すなっぷ

過去の放送

2008

10月1日 #232 「体操大好き」


体操が大好きな兄妹がいる。彼らを支える家族がいる。

夢は、兄妹ふたり一緒のオリンピック。

東京・小平市に、元オリンピック体操選手・池谷幸雄さんが主宰する「池谷幸雄体操倶楽部」がある。現在550名の子どもたちが通っている。

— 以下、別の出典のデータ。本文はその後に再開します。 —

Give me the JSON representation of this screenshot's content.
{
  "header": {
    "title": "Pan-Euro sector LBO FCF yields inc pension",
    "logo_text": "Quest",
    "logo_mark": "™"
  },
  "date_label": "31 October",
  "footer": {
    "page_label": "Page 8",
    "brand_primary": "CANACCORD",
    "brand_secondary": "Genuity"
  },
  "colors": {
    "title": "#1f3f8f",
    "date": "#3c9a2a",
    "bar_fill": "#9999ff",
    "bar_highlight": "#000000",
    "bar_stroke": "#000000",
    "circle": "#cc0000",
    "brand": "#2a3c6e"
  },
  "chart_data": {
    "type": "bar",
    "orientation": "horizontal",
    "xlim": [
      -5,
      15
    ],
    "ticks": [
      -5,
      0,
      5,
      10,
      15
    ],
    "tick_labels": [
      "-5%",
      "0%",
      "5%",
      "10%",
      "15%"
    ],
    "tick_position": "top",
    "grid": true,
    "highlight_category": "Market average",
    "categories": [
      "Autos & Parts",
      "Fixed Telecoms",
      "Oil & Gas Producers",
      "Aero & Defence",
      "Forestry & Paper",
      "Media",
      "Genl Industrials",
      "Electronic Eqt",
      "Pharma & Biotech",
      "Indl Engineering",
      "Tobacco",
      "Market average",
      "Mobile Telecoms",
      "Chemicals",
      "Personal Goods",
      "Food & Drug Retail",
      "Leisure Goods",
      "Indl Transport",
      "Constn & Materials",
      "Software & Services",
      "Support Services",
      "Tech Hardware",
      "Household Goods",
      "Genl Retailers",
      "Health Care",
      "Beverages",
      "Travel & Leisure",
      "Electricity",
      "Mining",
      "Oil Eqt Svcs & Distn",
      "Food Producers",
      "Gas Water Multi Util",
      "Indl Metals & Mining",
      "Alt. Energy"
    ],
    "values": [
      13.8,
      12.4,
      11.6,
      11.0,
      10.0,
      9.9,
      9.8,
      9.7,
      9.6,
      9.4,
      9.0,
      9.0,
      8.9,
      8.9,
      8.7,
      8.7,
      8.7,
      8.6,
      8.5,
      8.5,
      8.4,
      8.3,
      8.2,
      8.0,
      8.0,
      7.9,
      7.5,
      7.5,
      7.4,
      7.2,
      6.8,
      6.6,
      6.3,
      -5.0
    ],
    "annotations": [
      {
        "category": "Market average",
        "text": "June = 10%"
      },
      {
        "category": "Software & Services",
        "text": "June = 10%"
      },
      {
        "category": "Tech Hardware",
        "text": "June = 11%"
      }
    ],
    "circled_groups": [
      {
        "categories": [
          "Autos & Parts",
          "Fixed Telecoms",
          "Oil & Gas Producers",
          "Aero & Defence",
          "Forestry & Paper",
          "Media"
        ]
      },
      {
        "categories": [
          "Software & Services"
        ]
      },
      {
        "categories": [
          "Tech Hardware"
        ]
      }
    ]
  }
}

村上雄人くん(16歳)は、3歳で体操を始め、小学6年生の時には全国大会で優勝。以来、数々の国際大会にも出場してきた。「やっててすごい気持ちがいいっていうのはあります。特に鉄棒が好きです。」と語る雄人君だが、スランプもあった。「中1の時の試合は、全然身体のコントロールできていなくて、ボロボロの試合をしてしまって、その時から、自分で変えていかなきゃ強くならないんだなって思って。」と、以来、毎日5時間以上、週末は10時間以上の練習を続けている。

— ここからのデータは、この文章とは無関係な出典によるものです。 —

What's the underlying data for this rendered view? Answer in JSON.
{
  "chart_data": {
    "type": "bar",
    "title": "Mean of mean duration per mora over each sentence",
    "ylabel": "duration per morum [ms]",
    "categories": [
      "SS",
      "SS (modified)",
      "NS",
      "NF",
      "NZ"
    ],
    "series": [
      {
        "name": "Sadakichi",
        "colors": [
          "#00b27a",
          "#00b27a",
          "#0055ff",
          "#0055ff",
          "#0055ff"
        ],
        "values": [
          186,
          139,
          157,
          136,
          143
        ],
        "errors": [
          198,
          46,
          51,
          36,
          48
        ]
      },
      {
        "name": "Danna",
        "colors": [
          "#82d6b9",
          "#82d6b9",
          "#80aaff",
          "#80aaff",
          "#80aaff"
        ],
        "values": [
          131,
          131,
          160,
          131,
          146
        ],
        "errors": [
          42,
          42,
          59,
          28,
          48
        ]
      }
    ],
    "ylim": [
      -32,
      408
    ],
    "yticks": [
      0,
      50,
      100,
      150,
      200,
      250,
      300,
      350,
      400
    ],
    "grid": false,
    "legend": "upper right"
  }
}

小学6年生の茉愛(まい)ちゃんは、雄人くんの妹。お兄ちゃんの後を追って、 3歳から同じ倶楽部に通っている。「きれいにできると褒めてもらったりするのが嬉しい。それに、新しい技ができるのも嬉しいから、ついついやりたくなっちゃう」と言う茉愛ちゃんは、床も跳馬も平均台も大好き。 唯一苦手は段違い平行棒。身長123センチと小柄な茉愛ちゃんは、手が小さく、バーをしっかりと掴むことができないのだ。今は、大きくなった時のために、基礎練習を繰り返す毎日。ふたりの父親・村上仁さんは、ふたりが通う「池谷幸雄体操倶楽部」のコーチ。「何かひとつに集中できるとか、努力できるものに出会って欲しいなというのが一番にあります。いろんな人と出会って、いろんな考えを知って、自分達がやっていて楽しいもの、という風に体操がなってきていると思います。」と二人を見守る。そんな家族を支えるのは、倶楽部の近くで美容室を営む母、英子さん。中学生の時、体操部で活躍し、入賞した経験を持つ英子さんは、「自分が体操が好きだなと思ったときには、もう年齢が遅くて、自分の子供には絶対やらせたいと思っていました。」と、子どもたちに体操を勧めた。

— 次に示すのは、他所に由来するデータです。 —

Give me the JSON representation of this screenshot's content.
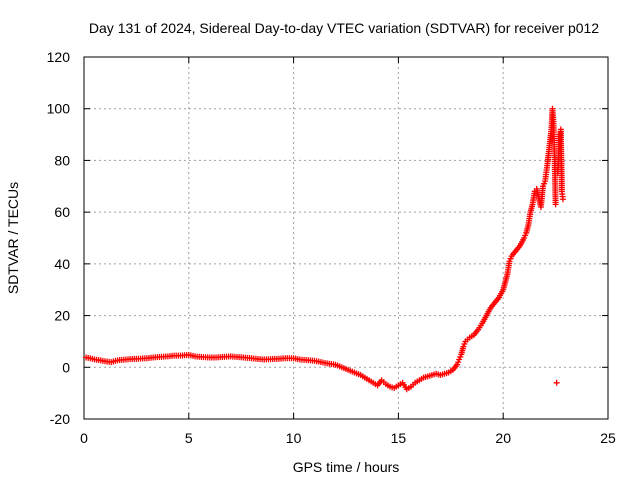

リビングには、ケース一杯のメダルやトロフィーがある。家族の宝ものだ。そして、雄人くんと茉愛ちゃんは、宝物を増やしたいと考えている。雄人君は、「もちろんオリンピックに出て、金メダルをとるっていうのが目標です」と。そして茉愛ちゃんは、「オリンピックに出て、金メダルをとってガッツポーズまでしたいですね」と。

大好きなこと見つけて、そして続けて。